The New Rules of Investing
For decades, the path to equity investing in India was largely singular: find a good mutual fund manager, pay them a fee, and trust them to beat the market. This 'active' approach was the default. But for a growing wave of millennial and Gen Z investors,
this model is losing its appeal. They are instead flocking to 'passive' investing, a strategy that doesn't try to beat the market, but simply match it. The most popular way to do this is by investing in funds that track benchmark indices like the Nifty 50. This isn't just a minor trend; it's a fundamental shift. Passive funds, which include index funds and Exchange-Traded Funds (ETFs), now account for a significant and rapidly growing slice of India's mutual fund assets. Recent industry projections suggest that this share, currently around 17-18%, could climb to 30% within the next five years, marking a permanent change in investor behaviour.
It's All About the Low Costs
One of the most powerful drivers of this shift is simple mathematics. Actively managed funds employ teams of researchers and managers, and their salaries and operational costs are passed on to investors through an 'expense ratio'. In India, these fees can range from 1% to over 2% annually.

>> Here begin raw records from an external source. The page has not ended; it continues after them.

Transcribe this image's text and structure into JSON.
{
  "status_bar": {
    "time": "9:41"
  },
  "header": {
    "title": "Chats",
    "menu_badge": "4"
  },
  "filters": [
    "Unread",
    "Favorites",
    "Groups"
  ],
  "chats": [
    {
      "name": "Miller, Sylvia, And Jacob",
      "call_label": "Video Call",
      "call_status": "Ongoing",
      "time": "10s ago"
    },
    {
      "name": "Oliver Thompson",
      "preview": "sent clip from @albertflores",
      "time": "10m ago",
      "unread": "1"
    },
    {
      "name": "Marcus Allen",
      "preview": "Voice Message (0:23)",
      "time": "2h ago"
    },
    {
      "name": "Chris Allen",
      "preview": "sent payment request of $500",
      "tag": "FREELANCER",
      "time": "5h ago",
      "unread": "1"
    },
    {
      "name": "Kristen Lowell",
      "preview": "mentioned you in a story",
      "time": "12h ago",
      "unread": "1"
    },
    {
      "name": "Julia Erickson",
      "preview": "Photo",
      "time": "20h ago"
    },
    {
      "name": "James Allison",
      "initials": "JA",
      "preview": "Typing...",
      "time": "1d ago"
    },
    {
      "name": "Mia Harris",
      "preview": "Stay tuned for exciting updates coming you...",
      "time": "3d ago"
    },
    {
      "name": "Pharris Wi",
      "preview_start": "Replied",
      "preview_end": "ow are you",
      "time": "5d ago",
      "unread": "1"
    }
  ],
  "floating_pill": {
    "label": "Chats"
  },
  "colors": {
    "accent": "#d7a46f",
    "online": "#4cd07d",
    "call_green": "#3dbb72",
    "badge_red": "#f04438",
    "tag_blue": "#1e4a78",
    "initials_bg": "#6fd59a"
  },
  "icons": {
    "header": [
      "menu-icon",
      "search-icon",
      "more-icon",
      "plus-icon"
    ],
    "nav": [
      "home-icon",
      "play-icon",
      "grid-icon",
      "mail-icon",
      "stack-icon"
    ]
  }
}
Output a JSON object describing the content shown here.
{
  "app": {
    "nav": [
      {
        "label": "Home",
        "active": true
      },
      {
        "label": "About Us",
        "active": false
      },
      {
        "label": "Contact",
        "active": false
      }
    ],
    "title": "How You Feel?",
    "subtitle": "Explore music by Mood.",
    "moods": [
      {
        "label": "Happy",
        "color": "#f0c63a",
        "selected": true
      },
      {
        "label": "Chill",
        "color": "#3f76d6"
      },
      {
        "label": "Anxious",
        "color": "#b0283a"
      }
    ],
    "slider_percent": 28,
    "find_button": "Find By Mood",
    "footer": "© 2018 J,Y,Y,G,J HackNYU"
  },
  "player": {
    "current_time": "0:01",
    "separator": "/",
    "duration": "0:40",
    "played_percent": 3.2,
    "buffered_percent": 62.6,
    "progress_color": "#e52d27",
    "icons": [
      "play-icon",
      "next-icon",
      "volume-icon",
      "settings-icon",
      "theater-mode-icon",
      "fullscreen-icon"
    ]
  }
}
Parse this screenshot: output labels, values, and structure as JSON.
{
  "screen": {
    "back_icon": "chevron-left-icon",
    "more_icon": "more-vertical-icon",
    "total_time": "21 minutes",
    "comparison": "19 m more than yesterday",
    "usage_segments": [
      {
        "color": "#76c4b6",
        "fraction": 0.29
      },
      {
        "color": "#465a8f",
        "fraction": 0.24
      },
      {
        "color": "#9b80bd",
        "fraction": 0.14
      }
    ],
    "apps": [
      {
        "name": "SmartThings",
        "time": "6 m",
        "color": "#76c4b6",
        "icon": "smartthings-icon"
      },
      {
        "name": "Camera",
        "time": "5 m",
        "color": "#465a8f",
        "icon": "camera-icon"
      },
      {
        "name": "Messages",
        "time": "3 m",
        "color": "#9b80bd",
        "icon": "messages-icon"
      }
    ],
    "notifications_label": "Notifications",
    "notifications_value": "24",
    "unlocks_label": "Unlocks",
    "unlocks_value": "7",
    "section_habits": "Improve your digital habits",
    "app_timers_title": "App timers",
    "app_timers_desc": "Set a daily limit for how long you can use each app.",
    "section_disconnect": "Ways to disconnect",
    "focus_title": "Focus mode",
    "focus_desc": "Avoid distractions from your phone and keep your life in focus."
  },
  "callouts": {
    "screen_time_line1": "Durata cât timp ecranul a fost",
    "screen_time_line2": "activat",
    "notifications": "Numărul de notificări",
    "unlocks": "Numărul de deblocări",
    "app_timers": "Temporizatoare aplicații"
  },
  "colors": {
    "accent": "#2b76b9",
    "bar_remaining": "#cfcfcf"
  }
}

In contrast, passive funds that simply mirror an index have minimal management needs. Their expense ratios are dramatically lower, often ranging from as little as 0.05% to 0.5%. While a 1% or 1.5% difference might seem small, it compounds massively over an investment horizon of 10, 20, or 30 years, potentially eating away a significant portion of an investor's final corpus. For a generation focused on efficiency and value, the low-cost structure of passive funds is a compelling, almost undeniable, advantage.
The Fintech Catalyst
The rise of passive investing cannot be separated from the technological revolution that has swept through India's financial sector. Platforms like Zerodha, Groww, and Upstox have dismantled the old barriers to entry. Opening an investment account, once a paper-heavy process requiring in-person visits, can now be done from a smartphone in minutes. These user-friendly apps have democratized access to the stock market, providing transparent data, educational resources, and a seamless interface to buy and sell investments, including Nifty-tracking ETFs and index funds. This tech-fuelled accessibility has empowered millions of young, first-time investors from across the country, not just in major metros, to participate in the markets on their own terms.
A Question of Trust and Transparency
Underpinning this trend is also a generational shift in attitude towards trust. Millennials and Gen Z are often digital natives who value transparency and are skeptical of traditional gatekeepers. The argument for active funds rests on the belief that a skilled manager can consistently outperform the market. However, data has repeatedly shown that a large majority of active large-cap funds in India fail to beat their benchmark indices over the long term. This has led many young investors to question the value proposition of paying higher fees for underperformance. Passive funds, on the other hand, offer complete transparency. An investor in a Nifty 50 index fund knows exactly which 50 companies they are invested in, and the fund's performance will predictably mirror that of the index, minus a tiny fee. This simplicity and predictability are major draws for a generation that prefers verifiable results over promises.
The Finfluencer Effect
The conversation around investing has also moved from bank offices to social media feeds. A new cohort of financial influencers, or 'finfluencers', on platforms like YouTube, Instagram, and X (formerly Twitter) have become go-to sources of financial education for many young people. These creators often champion the principles of long-term, disciplined investing and frequently highlight the benefits of low-cost passive funds. While regulatory bodies like SEBI are working to bring more accountability to this space, the impact of finfluencers in simplifying complex financial topics and promoting the passive investing philosophy has been undeniable. They have helped normalise conversations about money and empowered their audiences to start their investment journeys with a simple, effective tool: the Nifty index fund.